In this scenario of a power vacuum, various private armed groups at the service of regional gamonalism in search of control of the coca-growing economy dispute the territories. Currently, for example, the Carolina Ramírez Front of the Central General Staff of the FARC “dissidents” and the Bolivarian Commandos of the Border, a group made up of armed men turned bandits from the extinct FARC and former members of gamonalist armies such as The United Self-Defense Forces of Colombia and the Colombian Military Forces are fighting for control of the border territory between Putumayo and Caquetá.
This conflict in some regions complicates the sale of paste for peasants because the absence of a regulatory monopoly confuses who is the “legitimate” buyer and discourages growers from committing themselves by selling to some, since with that they become military objective of others.
These groups intimidate and murder social leaders who struggle for the State to fulfill the promises of the peace agreement with the FARC regarding programs of alternative productive projects to coca.
However, what was promised by the agreement to the peasants has remained nothing more than promises.

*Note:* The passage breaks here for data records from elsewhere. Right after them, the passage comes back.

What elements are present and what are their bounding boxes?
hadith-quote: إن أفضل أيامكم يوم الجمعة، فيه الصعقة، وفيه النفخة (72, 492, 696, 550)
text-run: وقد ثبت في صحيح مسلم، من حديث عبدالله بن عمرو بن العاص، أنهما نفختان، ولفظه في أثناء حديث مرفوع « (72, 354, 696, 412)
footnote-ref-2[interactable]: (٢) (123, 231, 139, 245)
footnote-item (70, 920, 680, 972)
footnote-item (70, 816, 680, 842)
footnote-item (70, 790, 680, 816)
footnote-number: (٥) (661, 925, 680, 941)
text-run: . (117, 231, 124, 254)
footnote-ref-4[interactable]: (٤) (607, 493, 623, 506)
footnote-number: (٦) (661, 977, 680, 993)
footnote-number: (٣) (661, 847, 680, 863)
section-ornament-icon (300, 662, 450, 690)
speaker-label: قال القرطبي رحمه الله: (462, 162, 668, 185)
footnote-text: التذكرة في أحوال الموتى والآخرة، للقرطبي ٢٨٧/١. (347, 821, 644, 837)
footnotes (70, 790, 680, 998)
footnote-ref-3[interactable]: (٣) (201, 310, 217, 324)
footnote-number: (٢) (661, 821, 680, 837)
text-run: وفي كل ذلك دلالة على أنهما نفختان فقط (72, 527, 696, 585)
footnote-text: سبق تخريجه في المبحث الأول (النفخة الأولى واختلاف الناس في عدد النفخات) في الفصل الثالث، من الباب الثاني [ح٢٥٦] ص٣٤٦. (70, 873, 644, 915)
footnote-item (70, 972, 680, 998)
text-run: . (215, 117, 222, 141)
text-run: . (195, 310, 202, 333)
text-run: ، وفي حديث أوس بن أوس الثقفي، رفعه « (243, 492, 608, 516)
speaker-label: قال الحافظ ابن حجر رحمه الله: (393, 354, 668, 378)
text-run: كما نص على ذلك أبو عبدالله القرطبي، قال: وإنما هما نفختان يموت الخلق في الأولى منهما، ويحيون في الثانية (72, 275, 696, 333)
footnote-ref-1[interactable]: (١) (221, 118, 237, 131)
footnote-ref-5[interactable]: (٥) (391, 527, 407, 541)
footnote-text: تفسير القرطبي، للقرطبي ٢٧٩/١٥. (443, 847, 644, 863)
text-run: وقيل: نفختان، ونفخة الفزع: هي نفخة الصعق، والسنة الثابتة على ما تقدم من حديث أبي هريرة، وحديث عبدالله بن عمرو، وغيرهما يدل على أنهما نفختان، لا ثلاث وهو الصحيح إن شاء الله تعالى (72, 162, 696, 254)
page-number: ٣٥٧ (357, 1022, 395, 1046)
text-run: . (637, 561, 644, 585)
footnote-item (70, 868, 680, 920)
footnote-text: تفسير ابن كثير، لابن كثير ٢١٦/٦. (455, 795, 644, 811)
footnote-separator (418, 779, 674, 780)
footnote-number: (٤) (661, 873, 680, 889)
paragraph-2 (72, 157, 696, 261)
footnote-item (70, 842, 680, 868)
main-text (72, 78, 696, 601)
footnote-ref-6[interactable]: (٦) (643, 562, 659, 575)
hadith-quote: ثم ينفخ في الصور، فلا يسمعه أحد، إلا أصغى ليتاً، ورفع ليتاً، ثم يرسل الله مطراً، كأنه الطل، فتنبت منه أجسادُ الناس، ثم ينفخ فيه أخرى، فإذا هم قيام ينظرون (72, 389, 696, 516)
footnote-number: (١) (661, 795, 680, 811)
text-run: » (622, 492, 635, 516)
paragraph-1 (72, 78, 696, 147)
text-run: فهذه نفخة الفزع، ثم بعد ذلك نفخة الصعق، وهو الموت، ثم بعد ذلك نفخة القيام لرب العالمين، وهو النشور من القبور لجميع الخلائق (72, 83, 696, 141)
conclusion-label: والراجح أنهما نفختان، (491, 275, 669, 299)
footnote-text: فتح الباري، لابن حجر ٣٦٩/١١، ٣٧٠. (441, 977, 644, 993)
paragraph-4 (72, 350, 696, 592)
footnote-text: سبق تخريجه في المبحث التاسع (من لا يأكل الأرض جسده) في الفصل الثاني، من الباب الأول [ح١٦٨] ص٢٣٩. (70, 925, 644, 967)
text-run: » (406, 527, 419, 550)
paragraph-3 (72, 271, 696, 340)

Regarding the National Comprehensive Program for the Substitution of Illicit Crops -PNIS, the balance is that “as of September 2022, only two percent of the family nuclei that were active in the program had received the long-cycle productive project.” In addition, from the mere beginning the program did not include the vast majority of poor and medium-sized peasants: more than 99,000 families were included in the program, but some 130,000 were left out of the scope of intervention. As of today, of all this universe, only some 386 families can say that they have participated in all the offers of the program for the incursion into legal alternatives for the rural economy.
Now, is the problem reduced to the illegal condition of the merchandise in question? No. Gold and coal mining and oil palm cultivation have been the alternatives chosen by land workers, poor and medium peasants. In Bajo Cauca, the coca workforce is migrating to gold mining, which is doing well in terms of international prices. In Catatumbo, where there were extensive coca crops, the land is being broken to open coal mines, which had a short boom at the beginning of the war of aggression in Ukraine because the European powers began to look for new markets for raw material. Also, in the midst of this decline in coca, oil palm as unique crops are gaining strength.

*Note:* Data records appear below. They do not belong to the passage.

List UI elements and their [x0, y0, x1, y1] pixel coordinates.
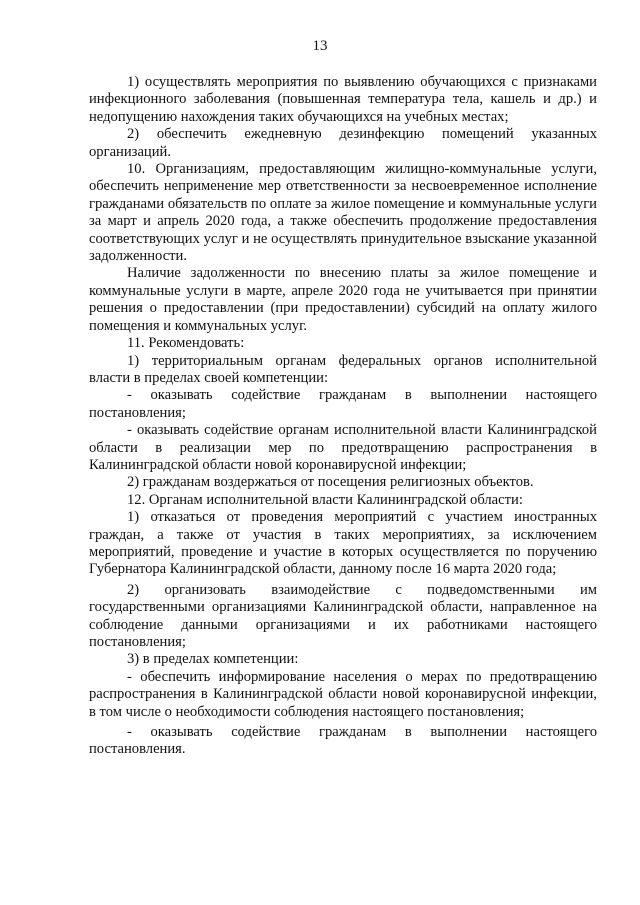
paragraph-11-1: 1) территориальным органам федеральных органов исполнительной власти в пределах своей компетенции:	[89, 352, 597, 386]
document-body	[89, 74, 597, 759]
page-number: 13	[312, 38, 328, 54]
paragraph-10: 10. Организациям, предоставляющим жилищно-коммунальные услуги, обеспечить неприменение мер ответственности за несвоевременное исполнение гражданами обязательств по оплате за жилое помещение и коммунальные услуги за март и апрель 2020 года, а также обеспечить продолжение предоставления соответствующих услуг и не осуществлять принудительное взыскание указанной задолженности.	[89, 161, 597, 265]
paragraph-11: 11. Рекомендовать:	[127, 335, 245, 352]
paragraph-12-1: 1) отказаться от проведения мероприятий с участием иностранных граждан, а также от участия в таких мероприятиях, за исключением мероприятий, проведение и участие в которых осуществляется по поручению Губернатора Калининградской области, данному после 16 марта 2020 года;	[89, 509, 597, 578]
paragraph-12-2: 2) организовать взаимодействие с подведомственными им государственными организациями Калининградской области, направленное на соблюдение данными организациями и их работниками настоящего постановления;	[89, 581, 597, 650]
paragraph-debt-note: Наличие задолженности по внесению платы за жилое помещение и коммунальные услуги в марте, апреле 2020 года не учитывается при принятии решения о предоставлении (при предоставлении) субсидий на оплату жилого помещения и коммунальных услуг.	[89, 265, 597, 334]
paragraph-10-1: 1) осуществлять мероприятия по выявлению обучающихся с признаками инфекционного заболевания (повышенная температура тела, кашель и др.) и недопущению нахождения таких обучающихся на учебных местах;	[89, 74, 597, 125]
paragraph-12: 12. Органам исполнительной власти Калининградской области:	[127, 491, 523, 508]
paragraph-11-1-a: - оказывать содействие гражданам в выполнении настоящего постановления;	[89, 387, 597, 421]
paragraph-12-3-a: - обеспечить информирование населения о мерах по предотвращению распространения в Калининградской области новой коронавирусной инфекции, в том числе о необходимости соблюдения настоящего постановления;	[89, 668, 597, 720]
paragraph-11-2: 2) гражданам воздержаться от посещения религиозных объектов.	[127, 474, 534, 491]
paragraph-10-2: 2) обеспечить ежедневную дезинфекцию помещений указанных организаций.	[89, 126, 597, 160]
paragraph-12-3-b: - оказывать содействие гражданам в выполнении настоящего постановления.	[89, 724, 597, 758]
paragraph-12-3: 3) в пределах компетенции:	[127, 651, 299, 668]
paragraph-11-1-b: - оказывать содействие органам исполнительной власти Калининградской области в реализации мер по предотвращению распространения в Калининградской области новой коронавирусной инфекции;	[89, 422, 597, 473]
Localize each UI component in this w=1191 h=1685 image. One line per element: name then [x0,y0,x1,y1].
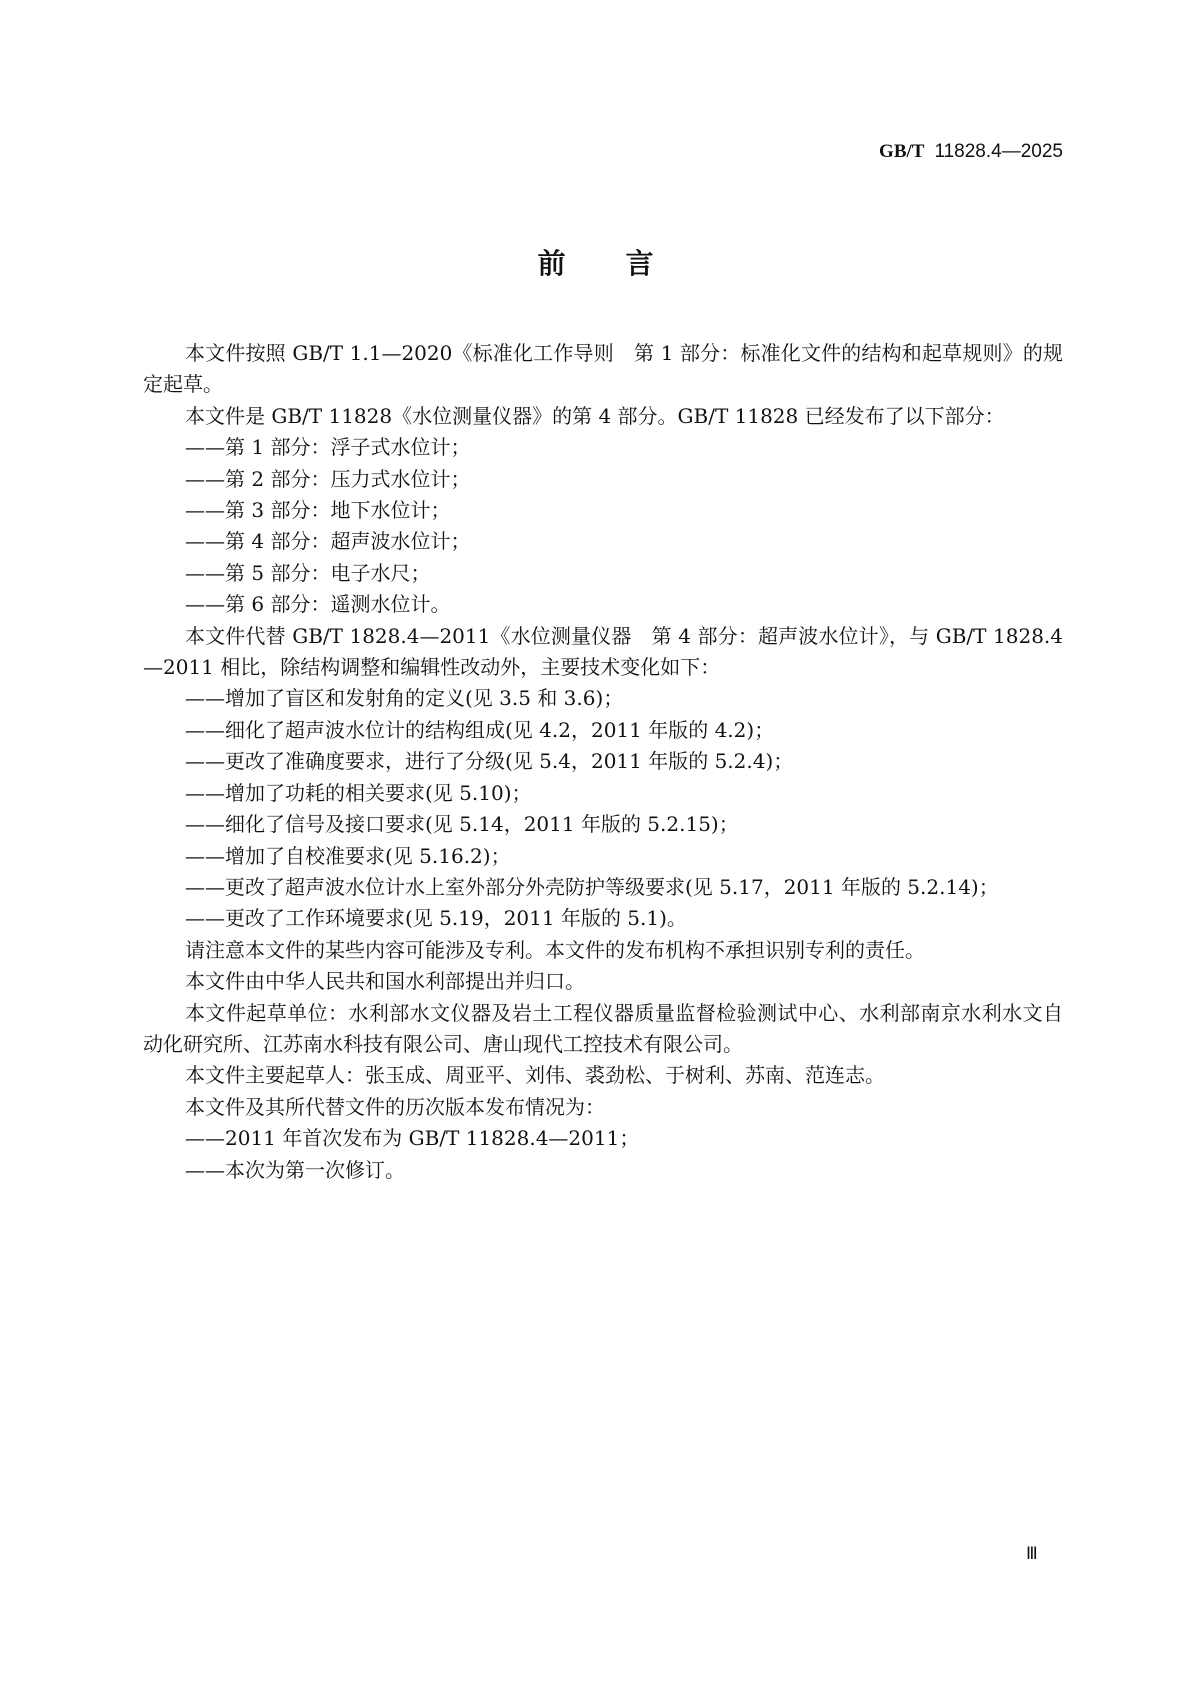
list-item-change: ——更改了工作环境要求(见 5.19，2011 年版的 5.1)。 [185,906,687,931]
list-item-change: ——更改了超声波水位计水上室外部分外壳防护等级要求(见 5.17，2011 年版的 5.2.14)； [185,874,999,899]
list-item-history: ——2011 年首次发布为 GB/T 11828.4—2011； [185,1126,640,1151]
list-item-change: ——增加了盲区和发射角的定义(见 3.5 和 3.6)； [185,686,624,711]
list-item-part: ——第 6 部分：遥测水位计。 [185,592,451,617]
paragraph-series: 本文件是 GB/T 11828《水位测量仪器》的第 4 部分。GB/T 11828 已经发布了以下部分： [185,403,1005,428]
page-number: Ⅲ [1026,1544,1038,1563]
list-item-part: ——第 4 部分：超声波水位计； [185,529,471,554]
list-item-history: ——本次为第一次修订。 [185,1157,405,1182]
paragraph-history: 本文件及其所代替文件的历次版本发布情况为： [185,1094,605,1119]
foreword-body [143,338,1063,1186]
standard-number: 11828.4—2025 [934,141,1063,162]
list-item-change: ——增加了自校准要求(见 5.16.2)； [185,843,511,868]
list-item-part: ——第 5 部分：电子水尺； [185,560,431,585]
paragraph-drafting-units: 本文件起草单位：水利部水文仪器及岩土工程仪器质量监督检验测试中心、水利部南京水利水文自动化研究所、江苏南水科技有限公司、唐山现代工控技术有限公司。 [143,1000,1063,1056]
paragraph-drafting-rules: 本文件按照 GB/T 1.1—2020《标准化工作导则 第 1 部分：标准化文件的结构和起草规则》的规定起草。 [143,341,1063,397]
paragraph-replaces: 本文件代替 GB/T 1828.4—2011《水位测量仪器 第 4 部分：超声波水位计》，与 GB/T 1828.4—2011 相比，除结构调整和编辑性改动外，主要技术变化如下： [143,623,1063,680]
paragraph-drafters: 本文件主要起草人：张玉成、周亚平、刘伟、裘劲松、于树利、苏南、范连志。 [185,1063,885,1088]
list-item-part: ——第 2 部分：压力式水位计； [185,466,471,491]
paragraph-patent-notice: 请注意本文件的某些内容可能涉及专利。本文件的发布机构不承担识别专利的责任。 [185,937,925,962]
list-item-part: ——第 1 部分：浮子式水位计； [185,435,471,460]
list-item-part: ——第 3 部分：地下水位计； [185,498,451,523]
list-item-change: ——更改了准确度要求，进行了分级(见 5.4，2011 年版的 5.2.4)； [185,749,794,774]
list-item-change: ——细化了信号及接口要求(见 5.14，2011 年版的 5.2.15)； [185,812,739,837]
list-item-change: ——细化了超声波水位计的结构组成(见 4.2，2011 年版的 4.2)； [185,717,775,742]
standard-prefix: GB/T [879,141,925,162]
page-title: 前言 [537,247,714,280]
document-code [879,140,1063,163]
paragraph-proposer: 本文件由中华人民共和国水利部提出并归口。 [185,969,585,994]
list-item-change: ——增加了功耗的相关要求(见 5.10)； [185,780,532,805]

As with coca, the country’s rural economy is tied to imperialist capitalism through gold, coal, oil, palm oil and coffee. Throughout short or long cycles, depending on the case, the prices of each commodity rise, enriching the landowners and the exporting bourgeoisie of the country, while giving many peasants a material livelihood for a short period of time. Then, as is happening now, prices fall, leaving behind the rising wave a foam of more misery, poverty and hunger than there was before. Situations of exile, starvation and suicide take place, as we have already seen. This history of generalized misery with short periods of time that bring about illusions or mirages of progress, has been part of the history of this country and part of every nation without sovereignty of their own wealth and territory, where the price of work of their peasants are valuated by the speculators of the stock market of the imperialist centers or in the brutal competition of illegal capitalism, and where the political power serves to maintain the structure in the way that the wealth produced by the national work is privatized by the national and foreign monopolies which representative is the “public” and private power.